Side Panel: Intake or exhaust (in my case)

Hey all,

I know the side fade is most often used as intake. I will explain why I don't think it's possible (or advisable) in my current situation.

I have the Centurion 5 case from Coolermaster. This case has a 120mm rear slot, 80mm front slot (intake), and a side panel which has an air duct while stock.

To make a long story short, I got the Corsair H50 and I'm doing the push/pull setup with the radiator. 2 Rosewill 120mm fans make up this setup, and it is currently set as intake per the H50's instructions.

The lack of a top slot REALLY makes it necessary for the side slot to be exhaust.

Using GTX460 (which has its own exhaust), i5-760 (cooled by H50).

Would I be okay making the side exhaust instead of intake? Obviously I removed the stock air duct to make room for the H50, so there can be an 80mm fan there now. Any opinions welcome.
5 answers Last reply
More about side panel intake exhaust case
  1. Well, if you turn it into an exhaust, logically there will be a conflict o f air supply direction. I assume the side panel fan is directly face to face with your CPU cooler. Imagine that little space where the air supply needed by the fan is also being sucked away by the exhaust fan. Correct me if I'm wrong, but the initial setup is most likely be more appropriate.
  2. Right, but if I do the initial setup, there will be no exhaust (except the PSU itself and the little bit that the GPU exhausts).
  3. What about the rear panel?
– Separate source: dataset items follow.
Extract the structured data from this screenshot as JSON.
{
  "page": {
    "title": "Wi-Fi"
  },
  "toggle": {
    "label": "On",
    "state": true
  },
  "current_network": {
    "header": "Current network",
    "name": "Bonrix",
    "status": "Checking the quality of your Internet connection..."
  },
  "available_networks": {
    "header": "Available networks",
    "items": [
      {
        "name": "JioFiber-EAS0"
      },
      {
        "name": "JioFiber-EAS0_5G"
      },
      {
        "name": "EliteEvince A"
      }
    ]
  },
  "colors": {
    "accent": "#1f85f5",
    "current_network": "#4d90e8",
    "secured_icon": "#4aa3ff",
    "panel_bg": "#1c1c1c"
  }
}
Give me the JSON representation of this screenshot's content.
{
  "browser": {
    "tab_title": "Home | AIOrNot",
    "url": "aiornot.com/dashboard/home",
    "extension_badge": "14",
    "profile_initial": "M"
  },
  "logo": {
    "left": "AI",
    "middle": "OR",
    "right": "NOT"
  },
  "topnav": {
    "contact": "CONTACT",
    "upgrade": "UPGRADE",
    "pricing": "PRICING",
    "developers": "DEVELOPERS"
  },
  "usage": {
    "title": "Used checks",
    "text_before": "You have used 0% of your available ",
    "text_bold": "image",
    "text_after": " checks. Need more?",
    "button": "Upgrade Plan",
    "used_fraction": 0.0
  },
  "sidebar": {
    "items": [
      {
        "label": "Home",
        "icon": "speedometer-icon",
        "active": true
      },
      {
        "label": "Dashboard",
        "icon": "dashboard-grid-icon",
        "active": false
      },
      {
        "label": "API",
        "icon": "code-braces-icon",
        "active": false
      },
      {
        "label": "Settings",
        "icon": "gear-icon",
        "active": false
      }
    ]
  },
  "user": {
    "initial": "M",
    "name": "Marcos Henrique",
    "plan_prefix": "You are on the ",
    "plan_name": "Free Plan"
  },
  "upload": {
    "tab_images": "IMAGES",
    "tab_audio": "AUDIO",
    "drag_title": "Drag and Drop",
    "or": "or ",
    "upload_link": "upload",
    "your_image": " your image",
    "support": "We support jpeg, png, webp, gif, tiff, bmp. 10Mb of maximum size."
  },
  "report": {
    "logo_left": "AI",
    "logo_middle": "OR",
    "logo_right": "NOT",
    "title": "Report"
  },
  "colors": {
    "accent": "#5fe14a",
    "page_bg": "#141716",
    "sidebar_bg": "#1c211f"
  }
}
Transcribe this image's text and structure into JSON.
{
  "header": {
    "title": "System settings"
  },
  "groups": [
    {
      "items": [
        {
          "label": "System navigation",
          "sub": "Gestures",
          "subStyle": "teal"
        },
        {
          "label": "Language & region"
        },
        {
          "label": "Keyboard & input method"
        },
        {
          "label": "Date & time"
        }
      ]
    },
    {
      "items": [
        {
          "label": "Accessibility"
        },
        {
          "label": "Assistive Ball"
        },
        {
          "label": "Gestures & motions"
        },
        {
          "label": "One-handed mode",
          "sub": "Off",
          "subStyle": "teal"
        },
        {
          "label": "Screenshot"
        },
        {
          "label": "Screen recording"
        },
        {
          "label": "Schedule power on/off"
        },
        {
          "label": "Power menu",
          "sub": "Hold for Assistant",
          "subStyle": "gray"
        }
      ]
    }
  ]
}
It would help if you can upload some pictures of your setup.
  4. his rear panel has the radiator

    you can make side panels exhausts. its not like your PC will blow up

    just download HWmonitor and play around with fan set ups
  5. ct1615 said:
    his rear panel has the radiator

    you can make side panels exhausts. its not like your PC will blow up

    just download HWmonitor and play around with fan set ups

    Oh, so that's it... :sweat: If that's the case, then I agree with you. I really missed the radiator part, guess I need to read slower now. Since the CPU is covered by the radiator cooling, you'll only need to pay attention to the inside of the case air circulation. Thanks for pointing my mistake, ct.